The story begins with a cybermedic by the name of Maisuke Ido, who finds an advanced android’s head and torso while rummaging through the endless heaps of garbage. He takes it back to his lab with his partner, Gonzu (who for some reason is written out of the movie, and replaced by a female nurse), where they set to the task of rebuilding her. Ido names her ‘Alita’, or ‘Gally’ as she is known in the original manga, and in the anime OVA (more on this later), after his cat, who died. There’s also a side story in the manga detailing this period, where Ido also meets and falls in love with a young girl called Carole, who dies tragically. It isn’t crucial to the overall narrative, but goes a long way in explaining Ido’s motives, emotional state, and his immediate attachment to Alita. The movie alters the backstory to one where ‘Alita’ was actually Ido’s daughter, who also (surprise) dies tragically, and the body he later gives cyborg Alita was originally for her (the writers probably did this for more emotional weight). It also changes the story to include Chiren, the original Alita’s mother, who now works with the antagonist, Vector. Chiren originally appears in the OVA, but isn’t in the manga.
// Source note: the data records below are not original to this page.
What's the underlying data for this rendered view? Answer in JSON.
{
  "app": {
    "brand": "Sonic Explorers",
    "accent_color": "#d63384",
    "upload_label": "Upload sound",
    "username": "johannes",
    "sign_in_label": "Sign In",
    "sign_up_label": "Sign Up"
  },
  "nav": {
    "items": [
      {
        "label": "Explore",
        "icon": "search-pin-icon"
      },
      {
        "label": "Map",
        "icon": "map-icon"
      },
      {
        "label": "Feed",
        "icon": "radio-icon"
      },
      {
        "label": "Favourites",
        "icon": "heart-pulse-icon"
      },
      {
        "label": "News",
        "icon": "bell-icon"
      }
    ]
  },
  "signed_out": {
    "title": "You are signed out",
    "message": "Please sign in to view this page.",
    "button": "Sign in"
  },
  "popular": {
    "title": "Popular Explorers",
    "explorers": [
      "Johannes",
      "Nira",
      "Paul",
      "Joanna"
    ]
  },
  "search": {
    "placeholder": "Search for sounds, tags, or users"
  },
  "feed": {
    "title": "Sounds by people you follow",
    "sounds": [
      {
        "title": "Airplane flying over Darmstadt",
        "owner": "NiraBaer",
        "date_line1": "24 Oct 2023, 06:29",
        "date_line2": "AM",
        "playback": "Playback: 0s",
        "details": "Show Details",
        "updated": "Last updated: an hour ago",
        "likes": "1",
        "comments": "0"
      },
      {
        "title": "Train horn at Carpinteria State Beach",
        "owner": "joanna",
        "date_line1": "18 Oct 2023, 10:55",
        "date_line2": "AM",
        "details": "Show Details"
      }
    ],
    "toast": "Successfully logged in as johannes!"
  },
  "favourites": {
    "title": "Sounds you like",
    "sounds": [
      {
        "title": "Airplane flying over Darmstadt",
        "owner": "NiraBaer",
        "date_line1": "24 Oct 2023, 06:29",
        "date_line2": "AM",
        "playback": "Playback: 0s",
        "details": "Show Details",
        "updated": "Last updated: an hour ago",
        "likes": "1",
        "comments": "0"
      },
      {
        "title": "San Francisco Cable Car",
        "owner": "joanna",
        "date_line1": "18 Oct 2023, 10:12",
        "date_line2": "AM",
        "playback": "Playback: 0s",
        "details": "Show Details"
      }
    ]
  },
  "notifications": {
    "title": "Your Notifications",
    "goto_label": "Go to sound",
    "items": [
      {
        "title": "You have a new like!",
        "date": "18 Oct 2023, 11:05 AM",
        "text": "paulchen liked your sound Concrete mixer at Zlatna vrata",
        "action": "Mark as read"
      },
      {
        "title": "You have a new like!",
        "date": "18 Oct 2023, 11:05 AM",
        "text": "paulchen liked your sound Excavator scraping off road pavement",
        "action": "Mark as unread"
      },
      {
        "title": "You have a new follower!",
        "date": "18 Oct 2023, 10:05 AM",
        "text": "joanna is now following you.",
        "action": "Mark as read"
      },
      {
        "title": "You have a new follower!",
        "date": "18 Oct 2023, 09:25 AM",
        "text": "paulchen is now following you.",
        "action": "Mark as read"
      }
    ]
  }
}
It becomes very clear over some time, that Alita is a highly powerful centuries-old battle cyborg. By her very nature, she sets about seeking battle, in order to help the victims of the merciless, dog-eat-dog world she has been thrust into, something that doesn’t sit well with Ido, but eventually he has to accept what she is. She registers as a ‘hunter-warrior’, which is basically a bounty hunter hired by the authorities to do peace-keeping, and dispatch violent criminals. Ido is also a registered hunter-warrior as well.

Let’s talk the OVA, how influential is it?

The new movie closely follows the anime, in terms of content and structure, which in turn, adapts the manga fairly accurately, but also makes a couple changes. Both the movie and OVA roughly cover the first four manga chapters. The main changes are, as stated before, the presence of Chiren, and the premature death of Vector (in the manga, he lives quite a bit longer). The first four manga chapters largely covers the arc involving Alita’s love interest, Yugo/Hugo, and his downfall, and is mainly what the plot of the OVA and the movie concerns itself with. It’s basically a tragic romance. Alita quickly becomes infatuated with Yugo after meeting him, but knows nothing of his shady after-dark activities, which consists of attacking cyborgs and stripping them for parts. He works for the previously mentioned Vector, who has sold him the pipe dream that he can enter Tiphares if he works to eventually accumulate enough money. Yugo becomes pretty obsessed with Tiphares, which, of course, leads to his literal downfall, and a pretty devastating emotional lesson for Alita. I suppose you’re seeing a pattern here; yep, this story has a penchant for death and tragedy.

The OVA is well-animated and produced, but at only two half-hour episodes, is way too short, and leaves viewers wanting more, which is my main issue with it.

Motorball

The sport of motorball, which is key to later arcs, is only touched upon very lightly in the OVA. Which brings us back to the manga.

What I think this manga does particularly well is its world-building and its portrayal of action. Basically, the fight choreographers for the movie already had all their work done for them in panels of the manga. All the fighting and various acrobatic moves are clearly and intricately drawn, and are almost shot-for-shot in some parts of the movie. The sense of speed in the motorball scenes are palpable and truly breathtaking at times, almost like actually watching a high-speed movie chase, and the movie greatly benefits by them. What also adds to the cinematic feel are the numerous sound effects, which Kishiro uses, for even small gestures, that are sometimes used to amusing effect, and which I admittedly took some time to get used to.

The motorball stories only truly begin in earnest later during the fourth chapter. The movie touches upon it briefly, but many of the new characters and plot points, like the rift between Ido and Alita, are not present. Most likely, they are saving this stuff for the sequel, if it gets one.